Average Degree: 3.768
Maximum degree can be found by sorting “degree” column in “Data Laboratory” in gephi. But Degree is calculated only once we run statistics to find “Average Degree”
Maximum Degree: 50
Diameter and Average Path Length can be found by clicking on run adjacent to “Network Diameter” in “statistics” in gephi.
Diameter (longest shortest path): 19
Average Path length: 7.025
Average Clustering Coefficient and Total triangles can be found by clicking on run adjacent to “Average Clustering Coefficient” in “statistics” in gephi.
Average Clustering Coefficient: 0.636
Total triangles: 13302
Modularity and Number of communities can be found by clicking on run adjacent to “Modularity” in “statistics” in gephi.
Modularity: 0.867
Number of Communities: 1382
Number of connected components can be obtained by clicking on run adjacent to “connected components” in “statistics” in gephi.

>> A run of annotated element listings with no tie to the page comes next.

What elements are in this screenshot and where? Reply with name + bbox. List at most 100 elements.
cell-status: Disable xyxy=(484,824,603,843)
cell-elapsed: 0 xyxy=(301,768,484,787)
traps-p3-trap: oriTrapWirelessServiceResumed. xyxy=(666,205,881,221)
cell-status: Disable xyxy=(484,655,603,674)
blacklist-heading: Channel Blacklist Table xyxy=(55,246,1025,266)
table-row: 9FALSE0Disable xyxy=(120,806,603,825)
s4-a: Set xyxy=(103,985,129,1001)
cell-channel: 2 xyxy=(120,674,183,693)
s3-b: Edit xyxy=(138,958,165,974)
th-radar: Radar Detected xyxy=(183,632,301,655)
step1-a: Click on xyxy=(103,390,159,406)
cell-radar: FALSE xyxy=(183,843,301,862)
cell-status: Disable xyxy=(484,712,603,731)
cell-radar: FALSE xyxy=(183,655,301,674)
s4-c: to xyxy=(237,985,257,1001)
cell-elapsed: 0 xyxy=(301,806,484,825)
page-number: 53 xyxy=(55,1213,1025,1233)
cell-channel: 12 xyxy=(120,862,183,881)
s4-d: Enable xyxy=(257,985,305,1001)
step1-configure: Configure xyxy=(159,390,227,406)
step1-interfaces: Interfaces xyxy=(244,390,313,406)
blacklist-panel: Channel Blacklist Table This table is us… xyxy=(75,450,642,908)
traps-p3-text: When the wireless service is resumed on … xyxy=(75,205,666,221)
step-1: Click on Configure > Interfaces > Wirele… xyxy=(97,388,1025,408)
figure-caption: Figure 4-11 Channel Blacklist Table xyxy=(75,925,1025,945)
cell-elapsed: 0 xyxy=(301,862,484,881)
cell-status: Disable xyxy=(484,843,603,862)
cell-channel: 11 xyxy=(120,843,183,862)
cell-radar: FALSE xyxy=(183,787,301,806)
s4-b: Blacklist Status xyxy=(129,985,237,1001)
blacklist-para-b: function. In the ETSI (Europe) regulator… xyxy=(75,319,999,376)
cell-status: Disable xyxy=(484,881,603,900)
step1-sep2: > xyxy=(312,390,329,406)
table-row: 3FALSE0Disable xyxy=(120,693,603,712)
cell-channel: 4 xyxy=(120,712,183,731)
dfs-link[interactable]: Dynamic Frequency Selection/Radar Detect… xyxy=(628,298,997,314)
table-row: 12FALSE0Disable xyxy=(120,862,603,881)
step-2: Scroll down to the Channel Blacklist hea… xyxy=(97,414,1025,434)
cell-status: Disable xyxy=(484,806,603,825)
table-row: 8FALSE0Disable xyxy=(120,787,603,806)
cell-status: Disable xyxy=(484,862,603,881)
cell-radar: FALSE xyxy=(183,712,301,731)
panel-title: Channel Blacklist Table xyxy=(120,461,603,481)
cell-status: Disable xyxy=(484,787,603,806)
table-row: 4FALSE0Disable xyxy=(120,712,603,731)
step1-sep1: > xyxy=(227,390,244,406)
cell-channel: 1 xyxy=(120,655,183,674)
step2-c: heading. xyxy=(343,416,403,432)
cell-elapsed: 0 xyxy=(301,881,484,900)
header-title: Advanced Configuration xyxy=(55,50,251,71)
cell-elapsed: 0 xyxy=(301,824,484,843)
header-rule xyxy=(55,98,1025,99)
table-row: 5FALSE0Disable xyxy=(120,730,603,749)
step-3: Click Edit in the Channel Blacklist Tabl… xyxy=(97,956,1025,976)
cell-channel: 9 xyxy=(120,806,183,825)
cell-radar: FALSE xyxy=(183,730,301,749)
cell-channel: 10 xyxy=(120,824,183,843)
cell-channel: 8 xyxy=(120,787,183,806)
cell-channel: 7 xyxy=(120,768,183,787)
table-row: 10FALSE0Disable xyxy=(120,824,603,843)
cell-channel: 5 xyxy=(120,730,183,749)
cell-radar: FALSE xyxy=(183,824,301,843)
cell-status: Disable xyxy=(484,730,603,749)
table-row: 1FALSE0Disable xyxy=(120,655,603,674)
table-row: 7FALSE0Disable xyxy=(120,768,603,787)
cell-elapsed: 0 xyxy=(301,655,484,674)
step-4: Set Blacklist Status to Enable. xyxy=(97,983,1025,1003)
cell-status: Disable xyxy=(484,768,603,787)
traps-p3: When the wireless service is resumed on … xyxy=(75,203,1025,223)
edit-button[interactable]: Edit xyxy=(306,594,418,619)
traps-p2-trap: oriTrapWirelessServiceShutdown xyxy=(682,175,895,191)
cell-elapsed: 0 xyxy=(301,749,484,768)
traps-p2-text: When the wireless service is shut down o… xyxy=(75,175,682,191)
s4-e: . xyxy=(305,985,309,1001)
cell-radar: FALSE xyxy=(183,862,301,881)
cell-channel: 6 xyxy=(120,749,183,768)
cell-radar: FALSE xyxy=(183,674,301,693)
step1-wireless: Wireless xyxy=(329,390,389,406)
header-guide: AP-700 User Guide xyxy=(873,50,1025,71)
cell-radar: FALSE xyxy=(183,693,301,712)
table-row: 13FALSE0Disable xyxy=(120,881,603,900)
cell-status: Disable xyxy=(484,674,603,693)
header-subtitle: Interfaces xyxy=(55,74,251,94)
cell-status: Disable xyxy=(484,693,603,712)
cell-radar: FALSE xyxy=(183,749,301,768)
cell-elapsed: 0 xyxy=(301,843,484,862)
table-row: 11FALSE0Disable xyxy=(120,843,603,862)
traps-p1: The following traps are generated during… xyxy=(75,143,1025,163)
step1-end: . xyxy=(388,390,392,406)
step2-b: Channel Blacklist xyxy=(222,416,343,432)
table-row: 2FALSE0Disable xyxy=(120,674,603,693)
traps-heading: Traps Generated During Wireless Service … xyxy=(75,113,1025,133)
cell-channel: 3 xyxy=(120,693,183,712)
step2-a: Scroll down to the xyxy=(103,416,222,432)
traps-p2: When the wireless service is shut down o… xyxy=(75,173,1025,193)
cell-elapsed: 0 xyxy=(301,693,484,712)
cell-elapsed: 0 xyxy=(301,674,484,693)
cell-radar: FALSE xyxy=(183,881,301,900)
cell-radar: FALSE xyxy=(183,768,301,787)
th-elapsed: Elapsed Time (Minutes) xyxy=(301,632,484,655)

Number of Weakly Connected Components: 1332
Giant Component can be found by applying “giant component” filter under option “topology” in “filters” in gephi.
Nodes in Giant Component: 5835 (69.79%)
Edges in Giant Component: 13815 (87.71%)
Modularity in Giant Component: 0.846
Number of Communities in Giant Component: 51
From above results we can interpret that as the average path length is close to six degrees of separation, this collaboration networks exhibit similar nature as “small world networks”. 
Below you can see a visualization of the network. Here, each individual component is colored separately. You can easily see that there are two components which are significant. All other components are negligible. Compared to the first component (Giant component which is colored in red), the second one (colored in blue) is insignificant in size.
Visualization of the Network

But as this data is collected over five years in late 1990s and this represents only scientists working in field of “high energy theory”, we should try and experiment on the collaboration networks of scientists working on different domains. Only then we can come up with solid conclusions about similarity of “Small world networks” and “collaboration networks”.